Antonius gelir, onu bıçaklayarak öldürenlerle görüşür ve yerde yatan Sezar'ın cesediyle baş başa kaldığında ona "kanayan toprak parçası" diye seslenir. Bana göre politik edebiyatın en önemli ve "veciz" cümlelerinden biridir, Shakespeare'in kurduğu bu tokmak gibi cümle.
Gerçekten bunu söylemiş midir Antonius, bilmem ama daha milliyetçiliklerin söz konusu olmadığı, sadece vatanın ve ona dönük sevginin bilindiği bir dönemde bir diktatörü, "kanayan toprak parçası" diye tanımlar. Evet, hem bir toprak parçasıdır, şimdi Sezar, hem de "kanayan toprak parçası" diyerek Antony (özgün metinde adı böyle geçer) onu vatanla özdeşleştirir. (Sezar'ın cesedi sonunda yakılmıştır. Üstünde Sezar'ın yakıldığı söylenen taş, şimdi Roma'da eski şehirde görülebilir...)
***
Hep düşündüm,
Güney Doğu Anadolu'nun bir kanayan toprak parçası olduğunu. Yüz yıldır kanıyor Güney Doğu. Son yıllarda kan o bölgede oluk oluk aktı. Akan kanla birlikte düşünülecek bir tek şey varsa o da anaların gözyaşıdır.
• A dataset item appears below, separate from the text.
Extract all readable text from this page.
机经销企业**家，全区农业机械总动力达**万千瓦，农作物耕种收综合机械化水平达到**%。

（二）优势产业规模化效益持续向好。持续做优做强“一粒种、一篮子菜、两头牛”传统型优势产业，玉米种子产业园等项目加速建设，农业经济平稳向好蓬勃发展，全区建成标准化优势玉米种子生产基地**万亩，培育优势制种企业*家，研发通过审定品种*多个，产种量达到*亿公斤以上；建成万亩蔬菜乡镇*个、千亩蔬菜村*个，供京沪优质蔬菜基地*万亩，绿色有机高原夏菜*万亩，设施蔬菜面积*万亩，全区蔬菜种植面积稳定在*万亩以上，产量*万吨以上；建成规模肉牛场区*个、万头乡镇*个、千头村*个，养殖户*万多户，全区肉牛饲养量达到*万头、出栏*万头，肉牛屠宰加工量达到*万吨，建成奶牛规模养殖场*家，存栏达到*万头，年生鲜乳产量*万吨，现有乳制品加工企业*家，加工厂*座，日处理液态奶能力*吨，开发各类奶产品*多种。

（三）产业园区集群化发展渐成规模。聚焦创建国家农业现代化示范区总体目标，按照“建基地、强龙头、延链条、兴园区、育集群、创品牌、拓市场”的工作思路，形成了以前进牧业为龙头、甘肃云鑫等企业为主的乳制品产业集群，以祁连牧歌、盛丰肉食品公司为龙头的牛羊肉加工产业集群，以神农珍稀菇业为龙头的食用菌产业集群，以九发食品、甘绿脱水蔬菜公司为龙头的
Şimdi o kan da, gözyaşı da durmak üzere. Bu gelişmeden heyecan duymayanlar kimlerdir, nasıl heyecanlanmazlar, ayrı birer soru. Ama şurası da bir gerçek:
Kürt çözümü bir kavşakta duruyor.
***
Bu kavşak bir yandan çözüm sonrasını daha milliyetçi, tekçi bir topluma itebilir. Hükümetin bütün hassasiyetine rağmen, malum kişilerin "Türk hassasiyeti" diye kaşıdığı o duyarlılık tersinden bir tepki gösterebilir ve gerçekten bir "Türk hassasiyetine" dönüşebilir. Yani Türk çoğunluk bu hamleyle birlikte Kürtlerin teslim alındığını, onların bugüne kadar açık -kapalı devam etmiş taleplerinden vazgeçişlerini hatırlayarak ve kullanarak, "Türk potasında" eridiklerini öne sürebilirler.
Bu hiç uzak olmayan bir ihtimalidir. Türkler, MHP iddialarının aksine, biraz daha süre geçince ve bir bölünmenin falan olmadığını görünce, bu duyguya sürüklenebilirler. Bunun yeni bir milliyetçi damar kabartacağından kuşku duymamak gerek.
***
Kavşağın öteki ayrımında ise tam tersi bir model var. Kürt sorununun çözümüyle birlikte, bu "Türk hassasiyeti" denilen şeyi ortadan büsbütün kaldıracak bir demokratikleşme elde edilebilir. Hükümet sürekli olarak bu noktayı vurgular. Onu işler ve somutlaştırır. Böylece, akan kanın durmasıyla birlikte yükselen, parlayan kaba bir milliyetçilikle iç içe geçmiş Türklük, Türkçülük olmaz, şimdi üstünde çalışılan demokratikleşme olur. Demokratikleşme bütün toplum tarafından "farklılıklar içindeki birlik" olarak anlaşılır.
Bunun bir tek yolu var. Hükümetin bu toz duman, bu hengâm içinde, bir tek dakika bile yitirmeksizin, yurttaşlığı, devleti yeniden tanımlayacak şekilde yeni anayasayı gündeme, hatta kaleme alması. Anayasanın gerçek manada bir sözleşme olarak tarafları bir çizgide veya birbirine eşit mesafede tutması.
Her kavşak bir meçhuldür, çünkü her kavşak bir istikbaldir.